受験生1人対教授2人の個別面接形式で、主に研究計画書の内容について突っ込まれました。

私の出来

1次の筆記試験は、ボーダーラインより下だったと思います。
用語説明はまあまあ書けましたが、論文やデータを基に論述する問題が壊滅的な出来でした。
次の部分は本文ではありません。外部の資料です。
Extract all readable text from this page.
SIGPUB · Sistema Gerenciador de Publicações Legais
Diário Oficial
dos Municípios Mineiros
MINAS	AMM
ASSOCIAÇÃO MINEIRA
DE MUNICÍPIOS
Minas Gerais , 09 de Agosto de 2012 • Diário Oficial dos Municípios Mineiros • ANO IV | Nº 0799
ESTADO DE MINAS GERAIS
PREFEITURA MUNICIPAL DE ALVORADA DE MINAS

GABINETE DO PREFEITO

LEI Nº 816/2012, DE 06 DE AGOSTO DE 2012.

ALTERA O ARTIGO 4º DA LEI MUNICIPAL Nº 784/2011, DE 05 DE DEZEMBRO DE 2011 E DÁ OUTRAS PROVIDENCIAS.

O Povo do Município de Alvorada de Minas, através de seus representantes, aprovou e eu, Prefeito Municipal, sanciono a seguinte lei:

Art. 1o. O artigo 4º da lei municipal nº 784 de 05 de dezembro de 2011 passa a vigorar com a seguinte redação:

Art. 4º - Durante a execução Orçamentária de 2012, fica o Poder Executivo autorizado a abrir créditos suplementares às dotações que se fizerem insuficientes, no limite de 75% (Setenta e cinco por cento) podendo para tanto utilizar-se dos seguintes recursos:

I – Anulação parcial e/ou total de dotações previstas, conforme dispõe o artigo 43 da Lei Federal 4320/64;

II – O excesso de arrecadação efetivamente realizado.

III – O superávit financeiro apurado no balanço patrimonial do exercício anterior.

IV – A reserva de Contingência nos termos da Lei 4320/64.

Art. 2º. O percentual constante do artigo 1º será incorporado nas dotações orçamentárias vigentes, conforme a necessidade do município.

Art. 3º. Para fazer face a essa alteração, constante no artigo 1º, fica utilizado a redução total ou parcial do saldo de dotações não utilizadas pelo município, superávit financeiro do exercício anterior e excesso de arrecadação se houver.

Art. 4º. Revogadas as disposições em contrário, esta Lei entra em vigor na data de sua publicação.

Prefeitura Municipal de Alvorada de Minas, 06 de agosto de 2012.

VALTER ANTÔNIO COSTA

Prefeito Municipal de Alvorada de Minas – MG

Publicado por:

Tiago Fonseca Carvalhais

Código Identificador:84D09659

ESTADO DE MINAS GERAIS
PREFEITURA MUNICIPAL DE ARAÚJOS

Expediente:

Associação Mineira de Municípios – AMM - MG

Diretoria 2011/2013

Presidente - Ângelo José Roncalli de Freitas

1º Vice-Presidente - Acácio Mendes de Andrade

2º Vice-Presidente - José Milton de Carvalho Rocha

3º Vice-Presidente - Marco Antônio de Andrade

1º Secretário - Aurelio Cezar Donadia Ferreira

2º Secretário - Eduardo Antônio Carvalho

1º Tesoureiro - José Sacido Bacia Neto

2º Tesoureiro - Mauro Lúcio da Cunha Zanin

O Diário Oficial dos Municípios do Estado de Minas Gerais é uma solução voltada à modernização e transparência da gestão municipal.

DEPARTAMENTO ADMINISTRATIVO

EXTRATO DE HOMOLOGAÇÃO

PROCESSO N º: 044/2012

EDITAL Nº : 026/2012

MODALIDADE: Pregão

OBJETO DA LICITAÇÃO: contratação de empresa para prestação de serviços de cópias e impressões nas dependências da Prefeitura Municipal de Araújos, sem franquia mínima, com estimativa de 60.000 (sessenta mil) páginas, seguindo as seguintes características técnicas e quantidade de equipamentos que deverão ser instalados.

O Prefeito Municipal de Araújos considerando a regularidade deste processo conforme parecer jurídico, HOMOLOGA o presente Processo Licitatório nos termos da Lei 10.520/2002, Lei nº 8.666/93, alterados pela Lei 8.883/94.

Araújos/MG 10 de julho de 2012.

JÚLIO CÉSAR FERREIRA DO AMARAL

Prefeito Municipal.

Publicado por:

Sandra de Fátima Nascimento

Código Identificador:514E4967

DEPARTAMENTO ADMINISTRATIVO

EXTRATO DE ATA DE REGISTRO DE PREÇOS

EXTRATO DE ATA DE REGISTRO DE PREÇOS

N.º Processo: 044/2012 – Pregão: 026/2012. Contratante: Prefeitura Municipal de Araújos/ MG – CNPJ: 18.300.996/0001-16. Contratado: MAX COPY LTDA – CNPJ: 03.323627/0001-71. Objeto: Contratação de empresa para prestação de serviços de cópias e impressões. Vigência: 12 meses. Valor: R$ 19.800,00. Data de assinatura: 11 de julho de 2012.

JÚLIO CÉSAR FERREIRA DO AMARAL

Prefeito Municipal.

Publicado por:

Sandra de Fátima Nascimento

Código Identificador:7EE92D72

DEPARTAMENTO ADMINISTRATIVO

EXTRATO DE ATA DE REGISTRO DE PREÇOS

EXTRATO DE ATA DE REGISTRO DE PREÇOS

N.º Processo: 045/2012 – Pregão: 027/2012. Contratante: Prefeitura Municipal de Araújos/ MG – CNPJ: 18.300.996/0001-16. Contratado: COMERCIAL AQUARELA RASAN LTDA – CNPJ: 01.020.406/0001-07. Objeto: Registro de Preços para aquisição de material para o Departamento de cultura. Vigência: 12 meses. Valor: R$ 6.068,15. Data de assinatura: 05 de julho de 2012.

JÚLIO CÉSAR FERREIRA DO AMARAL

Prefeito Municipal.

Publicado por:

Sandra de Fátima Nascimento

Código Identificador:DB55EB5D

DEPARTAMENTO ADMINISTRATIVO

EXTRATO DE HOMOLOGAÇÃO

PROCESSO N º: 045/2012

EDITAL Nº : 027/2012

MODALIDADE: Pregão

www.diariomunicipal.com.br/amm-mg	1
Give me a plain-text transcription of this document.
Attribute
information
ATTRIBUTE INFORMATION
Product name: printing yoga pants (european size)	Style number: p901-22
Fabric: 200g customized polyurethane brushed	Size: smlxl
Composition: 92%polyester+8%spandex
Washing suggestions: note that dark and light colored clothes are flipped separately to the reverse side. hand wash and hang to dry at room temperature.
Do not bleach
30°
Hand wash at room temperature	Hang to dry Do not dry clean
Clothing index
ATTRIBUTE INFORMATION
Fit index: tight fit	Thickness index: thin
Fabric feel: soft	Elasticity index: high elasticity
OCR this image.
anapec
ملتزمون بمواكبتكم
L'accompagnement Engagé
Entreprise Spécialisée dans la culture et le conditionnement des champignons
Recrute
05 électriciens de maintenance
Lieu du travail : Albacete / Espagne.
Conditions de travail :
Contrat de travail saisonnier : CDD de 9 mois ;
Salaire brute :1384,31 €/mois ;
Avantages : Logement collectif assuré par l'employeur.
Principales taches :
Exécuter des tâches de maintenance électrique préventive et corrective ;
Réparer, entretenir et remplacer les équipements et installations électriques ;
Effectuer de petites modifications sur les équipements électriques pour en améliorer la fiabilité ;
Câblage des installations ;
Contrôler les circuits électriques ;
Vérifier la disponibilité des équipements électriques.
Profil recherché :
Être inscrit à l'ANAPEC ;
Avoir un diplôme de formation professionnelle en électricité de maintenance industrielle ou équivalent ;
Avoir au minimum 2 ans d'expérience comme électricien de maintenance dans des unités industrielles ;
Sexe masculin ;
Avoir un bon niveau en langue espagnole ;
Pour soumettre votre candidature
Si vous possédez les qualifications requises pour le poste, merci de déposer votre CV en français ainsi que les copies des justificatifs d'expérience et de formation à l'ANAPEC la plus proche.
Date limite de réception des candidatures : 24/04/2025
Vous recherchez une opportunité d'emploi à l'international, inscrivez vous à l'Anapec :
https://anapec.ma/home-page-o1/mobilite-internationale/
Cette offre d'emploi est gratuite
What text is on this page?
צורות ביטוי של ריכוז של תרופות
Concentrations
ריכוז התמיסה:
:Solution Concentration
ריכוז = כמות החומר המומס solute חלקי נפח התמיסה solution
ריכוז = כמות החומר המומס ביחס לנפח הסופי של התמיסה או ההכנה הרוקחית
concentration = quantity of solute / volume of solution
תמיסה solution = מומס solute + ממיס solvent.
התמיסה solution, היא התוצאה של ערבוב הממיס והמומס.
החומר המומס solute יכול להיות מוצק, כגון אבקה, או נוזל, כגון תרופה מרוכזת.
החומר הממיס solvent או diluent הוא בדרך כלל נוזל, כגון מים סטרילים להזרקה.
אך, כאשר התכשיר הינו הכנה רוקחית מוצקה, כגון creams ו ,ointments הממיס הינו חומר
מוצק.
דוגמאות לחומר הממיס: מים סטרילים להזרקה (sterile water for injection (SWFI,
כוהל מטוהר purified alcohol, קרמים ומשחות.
ただ、おそらく書類審査の評価がボーダーを超えていたのだと思います。

志望理由書には、思いのたけをストレートに書き

また、心理学初心者なので、研究計画書を書くために
自分の研究したい分野の先行研究に関する論文は、それなりの数を読みました。

「中年期のアイデンティティ再体制化に基づく自律的な終活が
老年期女性の主観的幸福感に及ぼす影響」という研究計画書を提出しましたが
実際には多くの学生が、計画書と異なる内容で論文を書くそうです…

2次の面接は、準備ゼロ(1次の夜、絶対に落ちていると確信し、来年も頑張ろうと飲みに行き
深夜に1次の発表をこっそり見てビックリ)の緊張感で、これまたしどろもどろでした。

が、実務に根差した問題意識と意欲だけは、伝わったのかもしれません。

受験勉強について

確定申告の終わる3月までは、深夜に河合塾のweb講座を見るので精いっぱいでした。

4月に、自分で用語説明のノートを作り始め
5月になってから、研究計画書を書くため、論文を読み始め
8月に入ってようやく、論述問題への対策に取り組みました。

GW、お盆休みは1日10時間くらい…
トータルで、税理士試験の相続税法1科目分くらいの勉強時間だったと思います。

あと、facebook上で、友達の友達でいらした太田彩子さん
筑波のカウンセリングコースに通っていらっしゃると知り、ダメモトでご連絡させて頂いたところ
4月に快く時間をとって下さり、多方面からアドバイスを頂け、本当に助かりました。

それまでは「ある程度実務のキャリアも重視して、合否判定してくれるのでは?」と
淡い期待を抱いていましたが

太田さんからきっぱり
「国立大学ですからそれはないです!!私も直前期は毎日12時間勉強しました」と言われ
正々堂々、正面突破しかないと腹をくくれました。

加えて、そのころ相続税申告を担当させて頂いたお客様が、たまたま臨床心理士で
かつ、とても素敵な方だったので、これもモチベーションアップにつながりました。

人生って面白い

仕事と両立できる?
研究論文なんて私に書ける?
そもそも、税理士の仕事に役に立つ?
夫やつくしのことはどうしよう?
これから更年期が待ってるのに、夜や土日にまで勉強できる?

悩みや不安はいっぱいですが

まあ、人生をひたすら前に進めば
当初、自分が思いもよらなかった方向に進むこともある
それがきっと人生の面白さなのかなーと、今は思います。

数か月後には、それどころじゃなく、ヒーヒー言ってるかもしれませんが。